In my work with both partners of porn/sex addicts and also guys in recovery from problematic sexual behaviors, I regularly run into people struggling with him having stopped the porn, but…
After the “but”, I could put a few things… but , “he’s still fantasizing,” “he’s still checking-out women,” “he’s still watching sexualized media,” “he’s still reacting to women he would have objectified in the past,” “he’s still angry,” “controlling,” “violent,” “self-centered,” etc.
While the overt problematic behaviors are often devastating for a partner, they are not the only damaging thing the husband can be doing to the relationship. In this post, I’d like to focus on the sexually related behaviors that guys may commonly continue to engage in while in recovery (in some cases I would use that last term loosely). I’ll hope to address the character issues in another post.

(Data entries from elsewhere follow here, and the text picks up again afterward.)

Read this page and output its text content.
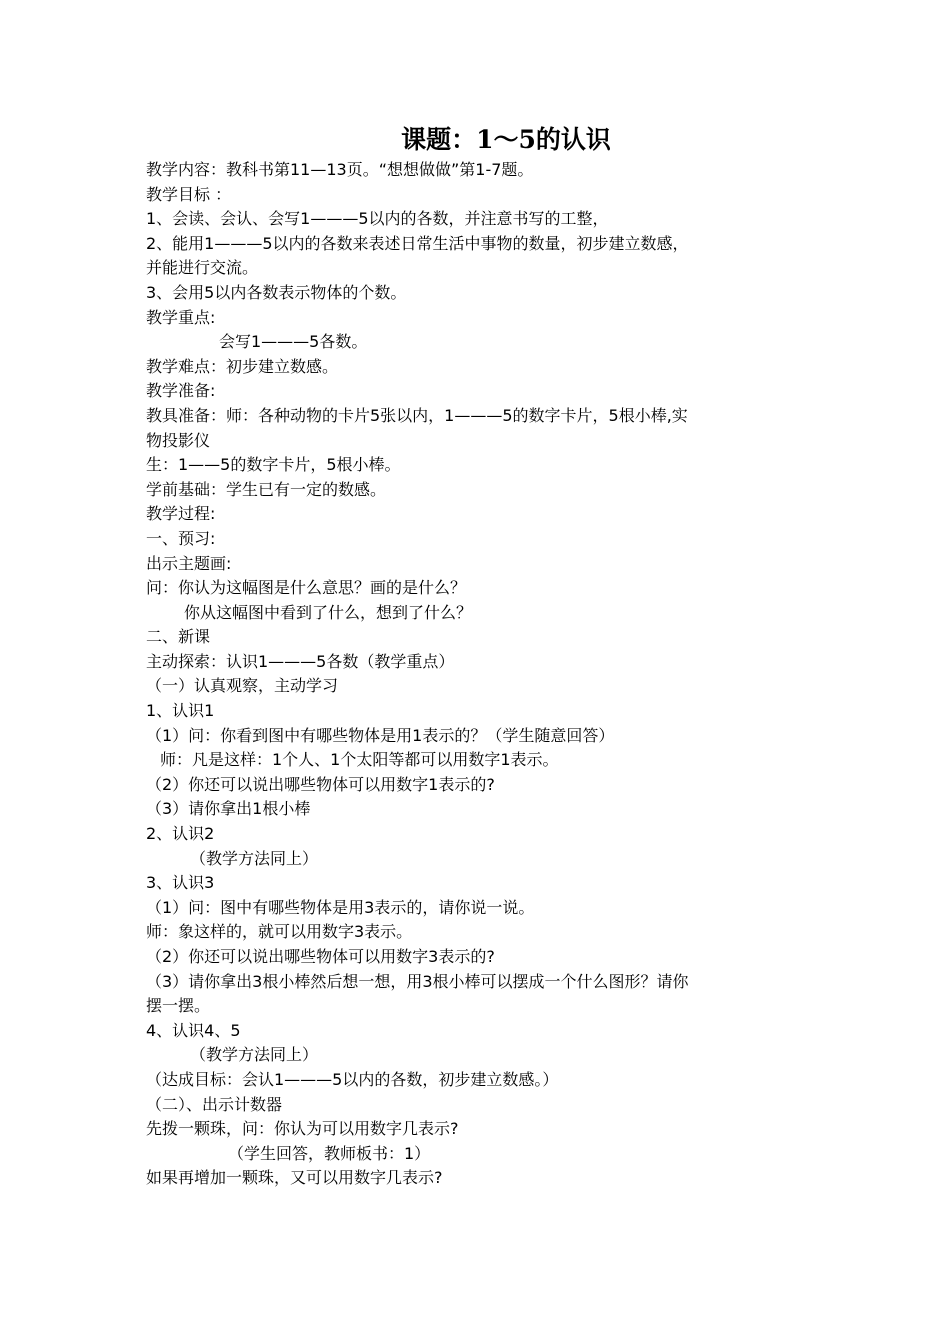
课题：1～5的认识
教学内容：教科书第11—13页。“想想做做”第1-7题。
教学目标 ：
1、会读、会认、会写1———5以内的各数，并注意书写的工整，
2、能用1———5以内的各数来表述日常生活中事物的数量，初步建立数感，
并能进行交流。
3、会用5以内各数表示物体的个数。
教学重点:
会写1———5各数。
教学难点：初步建立数感。
教学准备:
教具准备：师：各种动物的卡片5张以内，1———5的数字卡片，5根小棒,实
物投影仪
生：1——5的数字卡片，5根小棒。
学前基础：学生已有一定的数感。
教学过程:
一、预习:
出示主题画:
问：你认为这幅图是什么意思？画的是什么？
你从这幅图中看到了什么，想到了什么？
二、新课
主动探索：认识1———5各数（教学重点）
（一）认真观察，主动学习
1、认识1
（1）问：你看到图中有哪些物体是用1表示的？（学生随意回答）
师：凡是这样：1个人、1个太阳等都可以用数字1表示。
（2）你还可以说出哪些物体可以用数字1表示的?
（3）请你拿出1根小棒
2、认识2
（教学方法同上）
3、认识3
（1）问：图中有哪些物体是用3表示的，请你说一说。
师：象这样的，就可以用数字3表示。
（2）你还可以说出哪些物体可以用数字3表示的?
（3）请你拿出3根小棒然后想一想，用3根小棒可以摆成一个什么图形？请你
摆一摆。
4、认识4、5
（教学方法同上）
（达成目标：会认1———5以内的各数，初步建立数感。）
（二）、出示计数器
先拨一颗珠，问：你认为可以用数字几表示?
（学生回答，教师板书：1）
如果再增加一颗珠，又可以用数字几表示?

I’ve also asked my husband to join me in writing this post… because one of the topics “he’s still reacting to women he would have objectified” was a really painful and difficult part of both of our journeys. As I’m aware of other couples navigating this right now, I thought it would be helpful to have him speak directly about what it looked like for him to move out of this.
What is porn?
Today most people seem to have the impression that porn means the videos or images you download off of sites like Pornhub. The definition of pornography, however, is any media (images, video, words in a book) primarily produced with the intention of creating sexual excitement (arousal) and/or shock with arousal in the viewer/reader. Thus, a lot of everyday advertisements and entertainment are actually pornographic.
When men continue to engage with pornography, even though it is a less arousing form of pornography than in the past, they are keeping their addiction going. Moreover, they are hurting themselves and their own recovery (i.e. the process of getting free, healing, maturing, and making amends). They are almost certainly hurting their relationships as well: first and foremost, their relationship with their wife, and quite possibly their relationship with the God who encourages us to make Him our refuge.

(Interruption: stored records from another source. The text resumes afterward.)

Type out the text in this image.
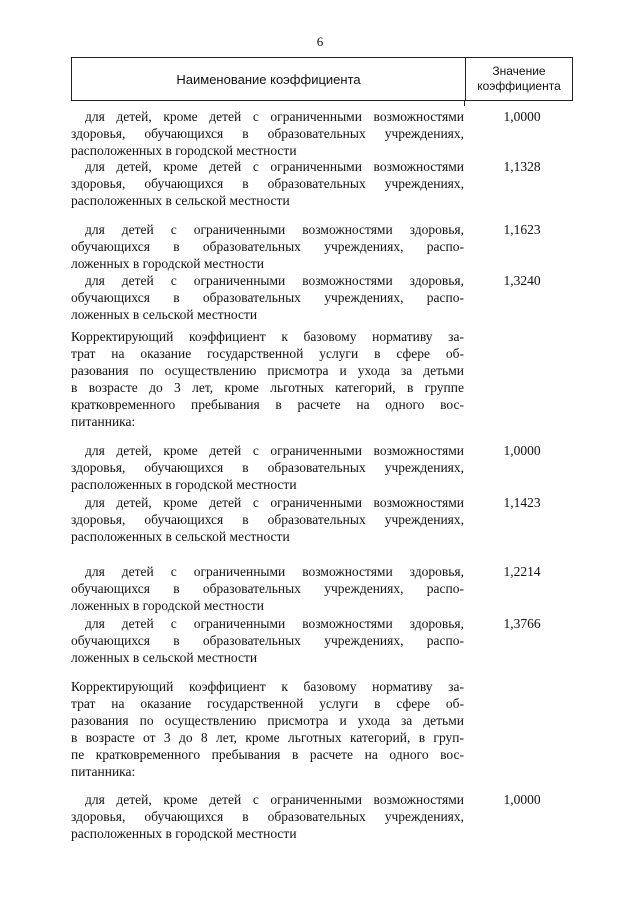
6
Наименование коэффициента
Значение
коэффициента
для детей, кроме детей с ограниченными возможностями
здоровья, обучающихся в образовательных учреждениях,
расположенных в городской местности
1,0000
для детей, кроме детей с ограниченными возможностями
здоровья, обучающихся в образовательных учреждениях,
расположенных в сельской местности
1,1328
для детей с ограниченными возможностями здоровья,
обучающихся в образовательных учреждениях, распо-
ложенных в городской местности
1,1623
для детей с ограниченными возможностями здоровья,
обучающихся в образовательных учреждениях, распо-
ложенных в сельской местности
1,3240
Корректирующий коэффициент к базовому нормативу за-
трат на оказание государственной услуги в сфере об-
разования по осуществлению присмотра и ухода за детьми
в возрасте до 3 лет, кроме льготных категорий, в группе
кратковременного пребывания в расчете на одного вос-
питанника:
для детей, кроме детей с ограниченными возможностями
здоровья, обучающихся в образовательных учреждениях,
расположенных в городской местности
1,0000
для детей, кроме детей с ограниченными возможностями
здоровья, обучающихся в образовательных учреждениях,
расположенных в сельской местности
1,1423
для детей с ограниченными возможностями здоровья,
обучающихся в образовательных учреждениях, распо-
ложенных в городской местности
1,2214
для детей с ограниченными возможностями здоровья,
обучающихся в образовательных учреждениях, распо-
ложенных в сельской местности
1,3766
Корректирующий коэффициент к базовому нормативу за-
трат на оказание государственной услуги в сфере об-
разования по осуществлению присмотра и ухода за детьми
в возрасте от 3 до 8 лет, кроме льготных категорий, в груп-
пе кратковременного пребывания в расчете на одного вос-
питанника:
для детей, кроме детей с ограниченными возможностями
здоровья, обучающихся в образовательных учреждениях,
расположенных в городской местности
1,0000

The same could be said about fantasizing. Neuro-psychologist, William Struthers, equates the damage to the brain by fantasizing as being pretty much the same as that created by porn. In Wired for Intimacy he writes:
“Sexually acting out in response to pornography creates sexual associations that are stored as hormonal and neurological habits. These associations are seared into the fabric of the brain. These memories can then be pulled up at any time and replayed as private sexual fantasies. In sexual fantasy, the neurological circuit is replayed, further strengthening it. The result is an increase in autonomic sexual arousal, which requires an outlet. These memories and fantasies keep him in bondage and worsen the consequences of the earlier behavior. It can prevent him from being truly present in a marriage, being more preoccupied with the images than focused on his wife.”
Noticing, Looking, Seeing.
Of course, sometimes sexual fantasies are not about pornography viewed, but rather women objectified. It is useful to understand how sexual triggers play out in the brain of someone who has habitually used porn, fantasy, or objectification.
The cingulate is the part of our brain that allows us to focus our attention. When something catches our attention, the cingulate loads “implicit memory” faster than thought. This implicit memory tells us, “This was my previous experience….” In the case of trauma or addiction, this reaction becomes exaggerated. We can get catapulted into a state of hyper-focus. The cingulate has no concept of past or present, so whatever our experience in the past, it feels like we are experiencing it in the present. When we enter this hyper-focused state, we are not taking in information from our environment that would help us make better choices.
Normally, the cingulate sends these messages to our pre-frontal cortex, which is aware of past and present. The pre-frontal cortex processes the warning and does a check to see if it is still relevant. If the cingulate becomes overloaded, as with trauma, then it ceases to pass messages to the pre-frontal cortex, and we experience our past as if it is happening over again.
Jason Martinkus, the author of Worthy of Her Trust, talks about objectification in terms of noticing, looking, and seeing. He defines “noticing” as becoming aware of a sexual trigger and “looking” as dwelling on the trigger to receive a high. Conversely, “seeing” is stepping away from objectification to see everyone as God sees them. Looking is a narrowing of focus and seeing is a widening of focus.
In terms of the brain, we could say that “noticing” is that initial jolt from the cingulate that tells us that something is happening that demands our attention. The cingulate matches the past pattern and instantaneously sends a message to the pre-frontal cortex that can trigger arousal and hyperfocus. It is only at this point that the pre-frontal cortex can kick in and de-escalate the situation, effectively saying “that has nothing to do with me.” This can look like bouncing eyes, saying “that’s pornography” (if the trigger was an image), praying for the person who began the trigger, and/or bringing our wife to mind and doing a “positive comparison” in her favor. These are all ways of moving out of hyperfocus and back into connection with our real self, God and others. This allows us to “see” people as God sees them. As we practice this, we strengthen new connections in the brain that allow us to do this more easily.